Padahal jika ditinjau pada komposisi yang berdasarkan area, perkebunan teh rakyat berdiri di angka 49,3%. Sedangkan Perkebunan Negara mencapai 31,6%, dan Perkebunan Swasta 19,0%. Namun berdasarkan komposisi produksinya Perkebunan Teh Rakyat hanya menyumbang 36,5% dari produksi teh nasional, sedangkan Perkebunan Teh Negara menyumbang 40,8% dari produksi teh nasional.

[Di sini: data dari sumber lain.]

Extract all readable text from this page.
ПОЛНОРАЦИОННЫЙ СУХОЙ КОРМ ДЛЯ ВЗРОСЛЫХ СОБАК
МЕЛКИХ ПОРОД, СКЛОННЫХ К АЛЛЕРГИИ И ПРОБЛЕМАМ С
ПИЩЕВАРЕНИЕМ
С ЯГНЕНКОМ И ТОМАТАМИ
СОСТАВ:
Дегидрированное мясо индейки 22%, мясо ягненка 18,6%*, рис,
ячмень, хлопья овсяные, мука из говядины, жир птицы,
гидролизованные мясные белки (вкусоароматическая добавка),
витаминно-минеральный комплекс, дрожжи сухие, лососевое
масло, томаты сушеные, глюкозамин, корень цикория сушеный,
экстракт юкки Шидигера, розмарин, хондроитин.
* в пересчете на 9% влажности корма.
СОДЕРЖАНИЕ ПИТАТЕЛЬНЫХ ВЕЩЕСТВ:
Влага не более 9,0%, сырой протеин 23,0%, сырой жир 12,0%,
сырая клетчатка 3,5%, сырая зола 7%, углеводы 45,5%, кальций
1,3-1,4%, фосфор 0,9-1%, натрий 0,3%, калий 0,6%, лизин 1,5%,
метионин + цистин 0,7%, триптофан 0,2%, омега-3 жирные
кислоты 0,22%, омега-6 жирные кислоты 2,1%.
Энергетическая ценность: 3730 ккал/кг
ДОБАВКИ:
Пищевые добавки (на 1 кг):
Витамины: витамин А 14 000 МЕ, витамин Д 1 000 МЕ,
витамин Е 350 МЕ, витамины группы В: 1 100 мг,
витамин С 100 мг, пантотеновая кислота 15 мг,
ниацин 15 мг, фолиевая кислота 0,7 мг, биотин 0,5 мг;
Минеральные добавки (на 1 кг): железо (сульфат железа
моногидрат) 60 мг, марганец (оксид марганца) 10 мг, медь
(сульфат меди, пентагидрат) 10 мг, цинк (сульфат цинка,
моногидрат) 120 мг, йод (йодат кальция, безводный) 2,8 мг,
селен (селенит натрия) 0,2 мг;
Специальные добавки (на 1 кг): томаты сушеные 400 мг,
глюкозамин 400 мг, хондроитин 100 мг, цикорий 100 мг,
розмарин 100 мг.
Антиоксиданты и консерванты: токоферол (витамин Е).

“Hal-hal inilah yang melatarbelakangi lahirnya Asosiasi Petani Teh Indonesia (APTEHINDO) agar lebih mudah mengakses Sumber Permodalan per-Bank-an, lebih mudah mengakses Pusat Penelitian Teh (ilmu pengetahuan dan teknologi), serta lebih mudah mengakses pasar dengan bekerjasama dengan pola kemitraan,” ujar Nugroho B Koesnohadi, Ketua APTEHINDO kepada Trustnews melalui keterangan tertulisnya.
Di sisi lain, saat ini jumlah petani teh Indonesia berdasarkan BPS sekitar 100 ribu KK dan yang telah tergabung dalam APTEHINDO baru sekitar 30 ribuan Petani. Tersebar di 10 Kabupaten di Jawa Barat, di 5 Kabupaten di Jawa Tengah, dan 1 Kabupaten di DI Jogyakarta dan Sumatera Barat. Inilah yang menjadi pekerjaan rumah agar petani teh rakyat bisa dijangkau maksimal oleh APTEHINDO. Sehingga upaya mensejahterakan nasib mereka menjadi lebih maksimal.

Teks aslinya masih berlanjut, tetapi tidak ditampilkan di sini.